# Working on GROwing Monsters And Cloning Shrimps



## mstenholm (Jan 18, 2010)

That's what WU Project: 5783 (Run 10, Clone 51, Gen 7) seems to be about.   That is not the reason that I joined F@H. Good thing that I didn't buy a Xeon rig for folding. I'm not ready to cloned shirmps and Monsters ?!


----------



## mstenholm (Jan 18, 2010)

Seems like the Stanfors guys having a bit of fun

http://www.overclockers.com/forums/showthread.php?p=6366693

I'm just 4 days behind the rest of the world. The Xeon project is back on track. Just need some funding.....


----------



## BUCK NASTY (Jan 18, 2010)

Yeah, they were working on acronyms for the "Gromacs" core that has been the workhorse for F@H and will be retired when GPU3 spins up.

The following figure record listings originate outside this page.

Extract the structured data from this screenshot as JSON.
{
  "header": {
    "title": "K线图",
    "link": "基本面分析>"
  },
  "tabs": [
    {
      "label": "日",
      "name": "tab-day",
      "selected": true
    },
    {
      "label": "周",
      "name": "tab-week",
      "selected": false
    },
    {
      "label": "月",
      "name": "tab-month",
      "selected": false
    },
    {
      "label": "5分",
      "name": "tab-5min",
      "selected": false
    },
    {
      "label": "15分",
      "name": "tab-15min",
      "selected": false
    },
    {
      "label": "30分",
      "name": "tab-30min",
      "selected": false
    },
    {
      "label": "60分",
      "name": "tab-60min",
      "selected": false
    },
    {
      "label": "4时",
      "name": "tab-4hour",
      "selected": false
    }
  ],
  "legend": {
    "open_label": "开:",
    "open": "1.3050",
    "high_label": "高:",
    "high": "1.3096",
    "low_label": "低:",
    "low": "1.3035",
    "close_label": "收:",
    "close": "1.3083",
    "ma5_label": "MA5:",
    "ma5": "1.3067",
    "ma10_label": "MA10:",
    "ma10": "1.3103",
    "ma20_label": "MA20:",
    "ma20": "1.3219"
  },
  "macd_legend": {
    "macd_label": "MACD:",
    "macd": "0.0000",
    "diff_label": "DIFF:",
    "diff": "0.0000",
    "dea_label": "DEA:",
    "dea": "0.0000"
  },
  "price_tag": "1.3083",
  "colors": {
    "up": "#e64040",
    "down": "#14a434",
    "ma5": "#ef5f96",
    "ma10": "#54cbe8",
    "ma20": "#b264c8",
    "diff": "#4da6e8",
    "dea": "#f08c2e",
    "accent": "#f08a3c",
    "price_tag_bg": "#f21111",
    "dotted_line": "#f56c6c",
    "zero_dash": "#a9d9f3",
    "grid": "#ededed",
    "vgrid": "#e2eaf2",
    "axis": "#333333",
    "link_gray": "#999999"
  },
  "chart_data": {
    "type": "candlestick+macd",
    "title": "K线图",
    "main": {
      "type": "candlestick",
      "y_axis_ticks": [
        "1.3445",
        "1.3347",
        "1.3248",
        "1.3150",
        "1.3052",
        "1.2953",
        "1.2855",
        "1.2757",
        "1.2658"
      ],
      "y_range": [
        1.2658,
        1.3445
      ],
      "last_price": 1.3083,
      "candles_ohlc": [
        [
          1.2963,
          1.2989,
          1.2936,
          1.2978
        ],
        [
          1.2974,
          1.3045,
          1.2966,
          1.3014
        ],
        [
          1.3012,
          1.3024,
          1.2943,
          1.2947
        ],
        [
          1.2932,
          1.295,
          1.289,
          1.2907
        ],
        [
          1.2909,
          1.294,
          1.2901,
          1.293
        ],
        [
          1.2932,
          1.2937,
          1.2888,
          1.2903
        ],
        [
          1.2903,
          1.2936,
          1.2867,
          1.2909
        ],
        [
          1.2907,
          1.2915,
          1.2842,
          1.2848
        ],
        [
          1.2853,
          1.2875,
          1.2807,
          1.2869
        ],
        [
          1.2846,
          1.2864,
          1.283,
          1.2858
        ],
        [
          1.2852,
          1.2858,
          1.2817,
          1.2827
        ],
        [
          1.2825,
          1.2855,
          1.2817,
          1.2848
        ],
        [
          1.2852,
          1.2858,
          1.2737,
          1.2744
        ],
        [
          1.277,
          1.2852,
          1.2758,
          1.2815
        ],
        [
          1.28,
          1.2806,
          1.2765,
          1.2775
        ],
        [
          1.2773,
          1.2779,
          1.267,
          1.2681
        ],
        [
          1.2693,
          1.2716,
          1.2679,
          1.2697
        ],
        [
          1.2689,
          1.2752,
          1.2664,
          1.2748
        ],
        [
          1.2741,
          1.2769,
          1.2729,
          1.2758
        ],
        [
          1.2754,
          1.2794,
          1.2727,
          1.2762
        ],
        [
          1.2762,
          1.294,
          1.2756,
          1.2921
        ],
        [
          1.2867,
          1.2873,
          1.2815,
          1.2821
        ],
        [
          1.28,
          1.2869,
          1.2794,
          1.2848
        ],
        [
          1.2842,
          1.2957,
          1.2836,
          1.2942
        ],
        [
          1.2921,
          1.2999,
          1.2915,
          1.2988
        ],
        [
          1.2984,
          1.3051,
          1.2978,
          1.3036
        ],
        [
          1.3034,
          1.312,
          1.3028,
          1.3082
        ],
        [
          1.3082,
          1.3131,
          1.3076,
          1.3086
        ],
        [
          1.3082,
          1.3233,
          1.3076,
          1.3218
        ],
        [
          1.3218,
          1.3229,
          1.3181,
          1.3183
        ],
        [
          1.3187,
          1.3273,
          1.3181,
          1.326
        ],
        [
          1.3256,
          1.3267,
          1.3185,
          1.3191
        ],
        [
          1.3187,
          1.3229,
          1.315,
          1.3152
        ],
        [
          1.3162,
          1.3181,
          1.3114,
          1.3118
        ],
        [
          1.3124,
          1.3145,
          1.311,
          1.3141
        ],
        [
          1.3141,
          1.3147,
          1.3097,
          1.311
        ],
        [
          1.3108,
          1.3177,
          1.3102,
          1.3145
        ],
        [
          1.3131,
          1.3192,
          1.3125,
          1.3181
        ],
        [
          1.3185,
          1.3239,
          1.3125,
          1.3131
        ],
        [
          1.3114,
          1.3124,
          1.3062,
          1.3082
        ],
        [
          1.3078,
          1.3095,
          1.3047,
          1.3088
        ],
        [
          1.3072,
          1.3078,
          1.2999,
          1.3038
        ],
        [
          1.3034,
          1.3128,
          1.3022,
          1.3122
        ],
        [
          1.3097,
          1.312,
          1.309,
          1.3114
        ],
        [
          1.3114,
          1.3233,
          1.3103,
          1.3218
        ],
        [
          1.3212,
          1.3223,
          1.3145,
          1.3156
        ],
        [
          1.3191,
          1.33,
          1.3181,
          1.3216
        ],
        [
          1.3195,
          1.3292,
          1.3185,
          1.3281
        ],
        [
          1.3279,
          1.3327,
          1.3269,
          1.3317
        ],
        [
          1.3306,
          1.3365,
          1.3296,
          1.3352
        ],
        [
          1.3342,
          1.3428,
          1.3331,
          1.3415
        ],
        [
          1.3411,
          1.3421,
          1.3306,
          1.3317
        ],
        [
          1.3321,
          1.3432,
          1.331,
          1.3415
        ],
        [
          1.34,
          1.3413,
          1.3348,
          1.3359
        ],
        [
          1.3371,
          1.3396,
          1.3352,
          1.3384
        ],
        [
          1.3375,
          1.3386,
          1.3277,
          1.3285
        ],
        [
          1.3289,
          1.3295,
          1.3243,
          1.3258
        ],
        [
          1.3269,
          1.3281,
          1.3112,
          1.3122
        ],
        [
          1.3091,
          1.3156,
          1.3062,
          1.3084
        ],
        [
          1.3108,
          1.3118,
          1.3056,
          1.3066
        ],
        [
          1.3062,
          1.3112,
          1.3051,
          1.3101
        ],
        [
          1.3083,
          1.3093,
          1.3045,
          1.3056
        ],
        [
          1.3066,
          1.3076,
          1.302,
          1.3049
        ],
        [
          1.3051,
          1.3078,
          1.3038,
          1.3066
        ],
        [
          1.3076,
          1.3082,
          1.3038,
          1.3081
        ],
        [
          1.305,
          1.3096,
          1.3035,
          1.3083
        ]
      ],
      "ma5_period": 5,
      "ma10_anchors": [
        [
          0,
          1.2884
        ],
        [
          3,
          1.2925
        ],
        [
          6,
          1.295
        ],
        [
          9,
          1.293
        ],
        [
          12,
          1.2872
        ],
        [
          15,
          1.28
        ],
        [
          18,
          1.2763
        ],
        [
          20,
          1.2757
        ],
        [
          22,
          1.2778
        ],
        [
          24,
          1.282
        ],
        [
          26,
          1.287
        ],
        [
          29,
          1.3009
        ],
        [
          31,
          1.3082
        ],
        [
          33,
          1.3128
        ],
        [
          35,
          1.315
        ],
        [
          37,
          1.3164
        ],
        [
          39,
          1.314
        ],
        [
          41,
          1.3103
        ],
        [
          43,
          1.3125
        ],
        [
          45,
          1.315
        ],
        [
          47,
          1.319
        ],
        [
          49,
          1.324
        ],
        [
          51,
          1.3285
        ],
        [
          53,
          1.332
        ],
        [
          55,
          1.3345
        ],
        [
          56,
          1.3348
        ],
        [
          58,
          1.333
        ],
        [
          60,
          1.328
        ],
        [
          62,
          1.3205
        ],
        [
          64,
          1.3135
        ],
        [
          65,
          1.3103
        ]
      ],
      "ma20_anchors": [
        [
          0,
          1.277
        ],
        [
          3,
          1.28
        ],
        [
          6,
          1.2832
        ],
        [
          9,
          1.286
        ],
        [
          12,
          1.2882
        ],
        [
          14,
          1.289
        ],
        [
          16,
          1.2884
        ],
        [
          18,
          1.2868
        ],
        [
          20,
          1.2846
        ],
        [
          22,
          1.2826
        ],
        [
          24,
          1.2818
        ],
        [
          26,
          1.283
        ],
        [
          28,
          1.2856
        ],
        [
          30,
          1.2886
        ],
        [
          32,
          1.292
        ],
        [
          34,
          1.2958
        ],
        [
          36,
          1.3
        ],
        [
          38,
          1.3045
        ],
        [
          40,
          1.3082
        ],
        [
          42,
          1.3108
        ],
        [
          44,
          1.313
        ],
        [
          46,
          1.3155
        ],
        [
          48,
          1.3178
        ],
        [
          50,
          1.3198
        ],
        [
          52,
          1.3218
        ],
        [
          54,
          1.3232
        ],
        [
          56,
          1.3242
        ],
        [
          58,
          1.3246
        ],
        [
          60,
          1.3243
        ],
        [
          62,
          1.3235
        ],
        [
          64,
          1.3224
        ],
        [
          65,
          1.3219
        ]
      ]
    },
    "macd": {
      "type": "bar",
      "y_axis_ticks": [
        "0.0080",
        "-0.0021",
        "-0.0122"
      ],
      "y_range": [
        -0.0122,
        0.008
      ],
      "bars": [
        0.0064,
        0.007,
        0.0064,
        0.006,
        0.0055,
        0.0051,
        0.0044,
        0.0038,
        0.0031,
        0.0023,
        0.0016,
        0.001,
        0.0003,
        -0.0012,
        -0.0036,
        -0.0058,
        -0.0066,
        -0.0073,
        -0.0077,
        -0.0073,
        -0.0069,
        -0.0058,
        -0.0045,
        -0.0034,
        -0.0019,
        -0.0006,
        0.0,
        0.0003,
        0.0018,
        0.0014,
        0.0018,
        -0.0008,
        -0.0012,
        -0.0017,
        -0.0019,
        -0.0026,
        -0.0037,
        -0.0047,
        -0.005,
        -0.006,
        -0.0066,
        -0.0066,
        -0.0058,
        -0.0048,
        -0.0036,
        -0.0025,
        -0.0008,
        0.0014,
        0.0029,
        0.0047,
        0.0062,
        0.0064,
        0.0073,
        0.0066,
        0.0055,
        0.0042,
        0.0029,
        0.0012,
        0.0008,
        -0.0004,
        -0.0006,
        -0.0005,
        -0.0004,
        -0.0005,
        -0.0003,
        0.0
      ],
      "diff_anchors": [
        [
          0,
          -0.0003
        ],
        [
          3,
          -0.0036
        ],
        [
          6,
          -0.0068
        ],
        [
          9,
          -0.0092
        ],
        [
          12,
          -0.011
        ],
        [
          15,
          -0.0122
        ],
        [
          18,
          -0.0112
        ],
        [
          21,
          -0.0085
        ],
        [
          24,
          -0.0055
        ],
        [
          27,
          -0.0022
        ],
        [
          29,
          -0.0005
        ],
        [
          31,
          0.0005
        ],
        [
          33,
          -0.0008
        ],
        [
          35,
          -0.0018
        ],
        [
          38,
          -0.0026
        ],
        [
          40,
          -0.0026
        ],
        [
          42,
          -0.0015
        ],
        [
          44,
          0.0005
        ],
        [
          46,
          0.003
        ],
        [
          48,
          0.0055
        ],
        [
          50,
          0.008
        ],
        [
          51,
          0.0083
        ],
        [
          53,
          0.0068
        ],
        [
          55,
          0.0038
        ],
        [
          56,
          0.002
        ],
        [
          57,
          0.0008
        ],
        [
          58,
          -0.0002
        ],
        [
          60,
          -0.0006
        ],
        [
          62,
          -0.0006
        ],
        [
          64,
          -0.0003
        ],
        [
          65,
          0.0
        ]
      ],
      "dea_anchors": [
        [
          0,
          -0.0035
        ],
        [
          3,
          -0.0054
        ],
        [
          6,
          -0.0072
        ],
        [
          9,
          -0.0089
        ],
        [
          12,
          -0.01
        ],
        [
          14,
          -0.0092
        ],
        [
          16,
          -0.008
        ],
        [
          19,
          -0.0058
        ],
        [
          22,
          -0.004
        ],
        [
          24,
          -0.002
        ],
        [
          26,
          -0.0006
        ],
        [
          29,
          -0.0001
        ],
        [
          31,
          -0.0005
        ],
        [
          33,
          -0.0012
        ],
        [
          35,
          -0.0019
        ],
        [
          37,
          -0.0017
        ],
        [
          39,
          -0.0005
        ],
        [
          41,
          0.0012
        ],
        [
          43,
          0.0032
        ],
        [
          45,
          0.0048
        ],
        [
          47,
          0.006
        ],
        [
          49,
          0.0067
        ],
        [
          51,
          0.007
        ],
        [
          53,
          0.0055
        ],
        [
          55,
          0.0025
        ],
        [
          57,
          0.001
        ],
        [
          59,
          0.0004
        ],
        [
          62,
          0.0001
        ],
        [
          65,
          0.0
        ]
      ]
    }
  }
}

Don't you just love geek humor?


----------



## theonedub (Jan 18, 2010)

I remember reading something about that, of course its just a joke 

GROMACS


----------



## mstenholm (Jan 18, 2010)

I did smile when I found out. Sad that my engineer brain only sees numbers


----------



## Solaris17 (Jan 18, 2010)

i lold


----------



## 3volvedcombat (Jan 18, 2010)

Solaris17 said:


> i lold



I LMAO'ed


----------